Von der Schwarzen Kunst zu Printed Electronics

«Printed Electronics» – das klingt gut in den Ohren eines Druckers. In der Tat: Jedes Druckverfahren – vom Flexodruck über Tief-, Offset- und Siebdruck bis hin zum Inkjet – eignet sich dafür. Doch kommt Printed Electronics auch als Vision für die Zukunft der Schweizer Druckindustrie in Frage? Gerhard Märtterer hält hier ein leidenschaftliches Plädoyer für die neue Technologie und überzeugt zudem mit einem kühnen Vorschlag.

Die «Schwarze Kunst», wie das Drucken einmal hiess, ist schon lange keine Kunst mehr. Gutenbergs Jünger schieben heute Schichten in einer Industrie, die auf höchste Effizienz getrimmt ist. Wem nichts anderes einfällt als Standard-Drucksachen anzubieten, der muss seine Prozesse und Kosten schon extrem gut im Griff haben. Sonst verliert er im Preiswettkampf um die Commodities und es bleibt ihm zuletzt nur noch, den Kantönligeist oder «Printed in Switzerland» zu beschwören. Doch solche Labels verfangen allenfalls bei eingeschworenen Eidgenossen. Die Schweiz aber lebt vom Export. Und «Printed Electronics made in Switzerland» hätten das Zeug zum Exportschlager für Druckereien, Druckmaschinenhersteller und Verpackungshersteller zu werden. Das jedoch nur, sofern es einer Interessensvereinigung – nennen wir sie die «Schweiz RFID-AG» (RFID = Radio-Frequency Identification) – gelingt, einen Flywheel-Effekt (Kasten 1) in Gang zu setzen, der weltweit Massstäbe setzen kann.

Fängt der frühe Vogel tatsächlich den Wurm?
Electronic Printing (Kasten 2) befindet sich derzeit im Stadium des Übergangs aus der Grundlagenforschung zum Praxisbetrieb.
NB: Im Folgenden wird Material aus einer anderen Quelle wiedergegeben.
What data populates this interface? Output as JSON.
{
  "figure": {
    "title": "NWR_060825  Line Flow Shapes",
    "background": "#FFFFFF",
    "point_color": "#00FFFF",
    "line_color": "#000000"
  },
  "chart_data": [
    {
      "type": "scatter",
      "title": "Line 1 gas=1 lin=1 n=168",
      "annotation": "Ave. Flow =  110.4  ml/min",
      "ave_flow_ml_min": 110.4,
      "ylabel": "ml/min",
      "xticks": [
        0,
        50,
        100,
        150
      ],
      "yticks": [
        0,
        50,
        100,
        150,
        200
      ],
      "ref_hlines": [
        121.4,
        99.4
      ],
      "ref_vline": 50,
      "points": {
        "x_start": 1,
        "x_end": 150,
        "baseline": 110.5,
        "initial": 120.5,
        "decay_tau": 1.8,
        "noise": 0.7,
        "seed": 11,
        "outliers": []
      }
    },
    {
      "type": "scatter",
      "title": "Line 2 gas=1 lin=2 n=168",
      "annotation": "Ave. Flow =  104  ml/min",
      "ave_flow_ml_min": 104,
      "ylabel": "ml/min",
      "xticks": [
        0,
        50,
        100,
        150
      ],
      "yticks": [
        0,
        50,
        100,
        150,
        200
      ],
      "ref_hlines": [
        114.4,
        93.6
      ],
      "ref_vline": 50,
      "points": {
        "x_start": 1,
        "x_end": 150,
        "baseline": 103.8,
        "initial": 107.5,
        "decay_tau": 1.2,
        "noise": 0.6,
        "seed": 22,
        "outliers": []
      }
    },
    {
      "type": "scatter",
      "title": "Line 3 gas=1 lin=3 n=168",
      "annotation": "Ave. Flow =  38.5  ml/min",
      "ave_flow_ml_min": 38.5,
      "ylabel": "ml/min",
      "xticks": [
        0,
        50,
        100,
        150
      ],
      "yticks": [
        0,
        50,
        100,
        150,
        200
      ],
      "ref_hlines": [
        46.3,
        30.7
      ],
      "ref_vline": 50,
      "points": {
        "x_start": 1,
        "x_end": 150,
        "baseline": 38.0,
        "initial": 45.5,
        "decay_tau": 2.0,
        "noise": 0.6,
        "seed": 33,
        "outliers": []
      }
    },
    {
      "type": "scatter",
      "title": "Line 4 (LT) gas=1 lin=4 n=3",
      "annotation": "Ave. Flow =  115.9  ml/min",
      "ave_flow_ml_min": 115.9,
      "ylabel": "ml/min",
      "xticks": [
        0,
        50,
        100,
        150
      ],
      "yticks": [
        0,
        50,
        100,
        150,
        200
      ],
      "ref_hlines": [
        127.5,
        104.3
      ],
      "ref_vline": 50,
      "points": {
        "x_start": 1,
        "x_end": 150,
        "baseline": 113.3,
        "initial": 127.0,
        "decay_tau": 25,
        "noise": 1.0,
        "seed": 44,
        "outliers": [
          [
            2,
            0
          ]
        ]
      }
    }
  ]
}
So schwierig wie die Anfangsjahre im Digitaldruck waren, so schwer tun sich derzeit die Pioniere der Printed Electronics.

Trotzdem wird dieser neuen Technologie in manchen Druckfachzeitschriften bereits ein Hype angedichtet, als stünde sie kurz vor dem Abheben zum senkrechten Steigflug. Da wird das Prinzip «Der frühe Vogel fängt den Wurm» gepredigt und Druckern, Vorstufenprofis und Werbestrategen empfohlen, sich mit diesem Thema schleunigst zu befassen. Denn darin liege die Zukunft. Wohl wahr. Allerdings sprechen wir hier nicht von der nahen Zukunft. Das Graphische Gewerbe aber muss heute Geld verdienen, nicht übermorgen. Beim Digitaldruck waren die ersten Pioniere auch nicht die frühen Vögel, die den Wurm fanden. Sondern eher die armen Würmer, die der Kuckuck holte. Die KMU-geprägte Graphische Welt hat einfach nicht den langen, oft subventionierten Atem von Forschungsinstituten, die exzellente Grundlagen, aber selten Patentrezepte hervorbringen, um damit unverzüglich Geld zu verdienen.
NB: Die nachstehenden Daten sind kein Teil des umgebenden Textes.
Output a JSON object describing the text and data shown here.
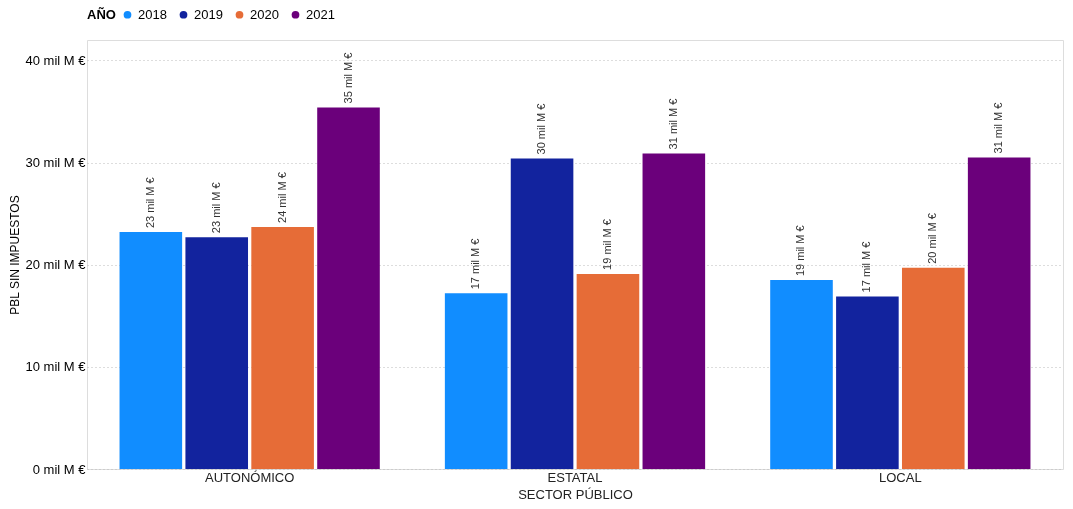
{
  "chart_data": {
    "type": "bar",
    "categories": [
      "AUTONÓMICO",
      "ESTATAL",
      "LOCAL"
    ],
    "xlabel": "SECTOR PÚBLICO",
    "ylabel": "PBL SIN IMPUESTOS",
    "legend_title": "AÑO",
    "series": [
      {
        "name": "2018",
        "color": "#118dff",
        "values": [
          23.2,
          17.2,
          18.5
        ],
        "value_labels": [
          "23 mil M €",
          "17 mil M €",
          "19 mil M €"
        ]
      },
      {
        "name": "2019",
        "color": "#12239e",
        "values": [
          22.7,
          30.4,
          16.9
        ],
        "value_labels": [
          "23 mil M €",
          "30 mil M €",
          "17 mil M €"
        ]
      },
      {
        "name": "2020",
        "color": "#e66c37",
        "values": [
          23.7,
          19.1,
          19.7
        ],
        "value_labels": [
          "24 mil M €",
          "19 mil M €",
          "20 mil M €"
        ]
      },
      {
        "name": "2021",
        "color": "#6b007b",
        "values": [
          35.4,
          30.9,
          30.5
        ],
        "value_labels": [
          "35 mil M €",
          "31 mil M €",
          "31 mil M €"
        ]
      }
    ],
    "ylim": [
      0,
      42
    ],
    "yticks": [
      {
        "value": 0,
        "label": "0 mil M €"
      },
      {
        "value": 10,
        "label": "10 mil M €"
      },
      {
        "value": 20,
        "label": "20 mil M €"
      },
      {
        "value": 30,
        "label": "30 mil M €"
      },
      {
        "value": 40,
        "label": "40 mil M €"
      }
    ],
    "grid": "y",
    "legend": "top"
  }
}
Die Konzentration auf erfolgversprechende Anwendungen
Die Einsatzgebiete von Printed Electronics sind gross (Kasten 3). Manche davon sind nette Gimmicks, die über ein Nischendasein nicht hinauskommen werden. Andere haben das Zeug zum Dauerbrenner in Milliardenauflagen.
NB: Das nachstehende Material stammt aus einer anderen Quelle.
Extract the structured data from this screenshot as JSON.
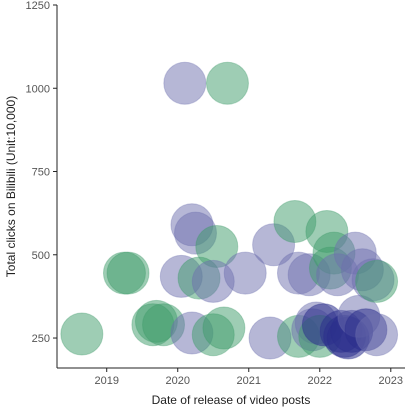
{
  "chart_data": {
    "type": "scatter",
    "xlabel": "Date of release of video posts",
    "ylabel": "Total clicks on Bilibili (Unit:10,000)",
    "xlim": [
      2018.3,
      2023.2
    ],
    "ylim": [
      160,
      1250
    ],
    "x_ticks": [
      {
        "value": 2019,
        "label": "2019"
      },
      {
        "value": 2020,
        "label": "2020"
      },
      {
        "value": 2021,
        "label": "2021"
      },
      {
        "value": 2022,
        "label": "2022"
      },
      {
        "value": 2023,
        "label": "2023"
      }
    ],
    "y_ticks": [
      {
        "value": 250,
        "label": "250"
      },
      {
        "value": 500,
        "label": "500"
      },
      {
        "value": 750,
        "label": "750"
      },
      {
        "value": 1000,
        "label": "1000"
      },
      {
        "value": 1250,
        "label": "1250"
      }
    ],
    "grid": false,
    "colors": {
      "green": "#3e9b6a",
      "purple": "#6d6fae",
      "navy": "#2c2f8c"
    },
    "points": [
      {
        "x": 2018.65,
        "y": 262,
        "color": "green"
      },
      {
        "x": 2019.25,
        "y": 445,
        "color": "green"
      },
      {
        "x": 2019.3,
        "y": 445,
        "color": "green"
      },
      {
        "x": 2019.7,
        "y": 300,
        "color": "green"
      },
      {
        "x": 2019.65,
        "y": 290,
        "color": "green"
      },
      {
        "x": 2019.8,
        "y": 290,
        "color": "green"
      },
      {
        "x": 2020.05,
        "y": 435,
        "color": "purple"
      },
      {
        "x": 2020.2,
        "y": 590,
        "color": "purple"
      },
      {
        "x": 2020.25,
        "y": 565,
        "color": "purple"
      },
      {
        "x": 2020.3,
        "y": 430,
        "color": "green"
      },
      {
        "x": 2020.55,
        "y": 525,
        "color": "green"
      },
      {
        "x": 2020.5,
        "y": 420,
        "color": "purple"
      },
      {
        "x": 2020.2,
        "y": 265,
        "color": "purple"
      },
      {
        "x": 2020.5,
        "y": 260,
        "color": "green"
      },
      {
        "x": 2020.65,
        "y": 280,
        "color": "green"
      },
      {
        "x": 2020.1,
        "y": 1015,
        "color": "purple"
      },
      {
        "x": 2020.7,
        "y": 1015,
        "color": "green"
      },
      {
        "x": 2020.95,
        "y": 445,
        "color": "purple"
      },
      {
        "x": 2021.3,
        "y": 250,
        "color": "purple"
      },
      {
        "x": 2021.35,
        "y": 530,
        "color": "purple"
      },
      {
        "x": 2021.65,
        "y": 600,
        "color": "green"
      },
      {
        "x": 2021.7,
        "y": 255,
        "color": "green"
      },
      {
        "x": 2021.7,
        "y": 445,
        "color": "purple"
      },
      {
        "x": 2021.85,
        "y": 440,
        "color": "purple"
      },
      {
        "x": 2021.9,
        "y": 275,
        "color": "purple"
      },
      {
        "x": 2021.95,
        "y": 295,
        "color": "purple"
      },
      {
        "x": 2022.0,
        "y": 255,
        "color": "green"
      },
      {
        "x": 2022.05,
        "y": 290,
        "color": "navy"
      },
      {
        "x": 2022.1,
        "y": 570,
        "color": "green"
      },
      {
        "x": 2022.15,
        "y": 460,
        "color": "green"
      },
      {
        "x": 2022.2,
        "y": 505,
        "color": "green"
      },
      {
        "x": 2022.25,
        "y": 440,
        "color": "purple"
      },
      {
        "x": 2022.3,
        "y": 270,
        "color": "navy"
      },
      {
        "x": 2022.35,
        "y": 255,
        "color": "navy"
      },
      {
        "x": 2022.4,
        "y": 250,
        "color": "navy"
      },
      {
        "x": 2022.45,
        "y": 270,
        "color": "navy"
      },
      {
        "x": 2022.5,
        "y": 505,
        "color": "purple"
      },
      {
        "x": 2022.55,
        "y": 315,
        "color": "purple"
      },
      {
        "x": 2022.6,
        "y": 455,
        "color": "purple"
      },
      {
        "x": 2022.65,
        "y": 275,
        "color": "navy"
      },
      {
        "x": 2022.75,
        "y": 425,
        "color": "purple"
      },
      {
        "x": 2022.8,
        "y": 420,
        "color": "green"
      },
      {
        "x": 2022.8,
        "y": 260,
        "color": "purple"
      }
    ]
  }
}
Besonders wachstumsstark dürfte die RFID-Technik sein. Per Radio-Frequency Identification können Sender-Empfänger-Systeme alle Arten von Objekten und Lebewesen automatisch und berührungslos identifizieren. Dazu werden Funketiketten (Transponder), die einen kennzeichnenden Code enthalten, an Gegenständen oder Lebewesen befestigt. Lesegeräte können diese Kennung auslesen. RFID-Transponder, die oft kleiner als ein Reiskorn sind, können in Haustiere implantiert oder in Textilien eingenäht werden. Die Kosten dafür betragen wenige Cent. Doch das ist schon zuviel für den Markt der Fast Moving Consumer Goods (FMCG). Diese schnelllebigen Verbrauchsgüter des täglichen Bedarfs haben so niedrige Preise und geringe Handelsspannen, dass klassische Transponder zu teuer sind. Hier eröffnen sich Chancen für Printed Electronics, wodurch RFID-Funketiketten besonders günstig auf Verpackungen und Labels gedruckt werden können.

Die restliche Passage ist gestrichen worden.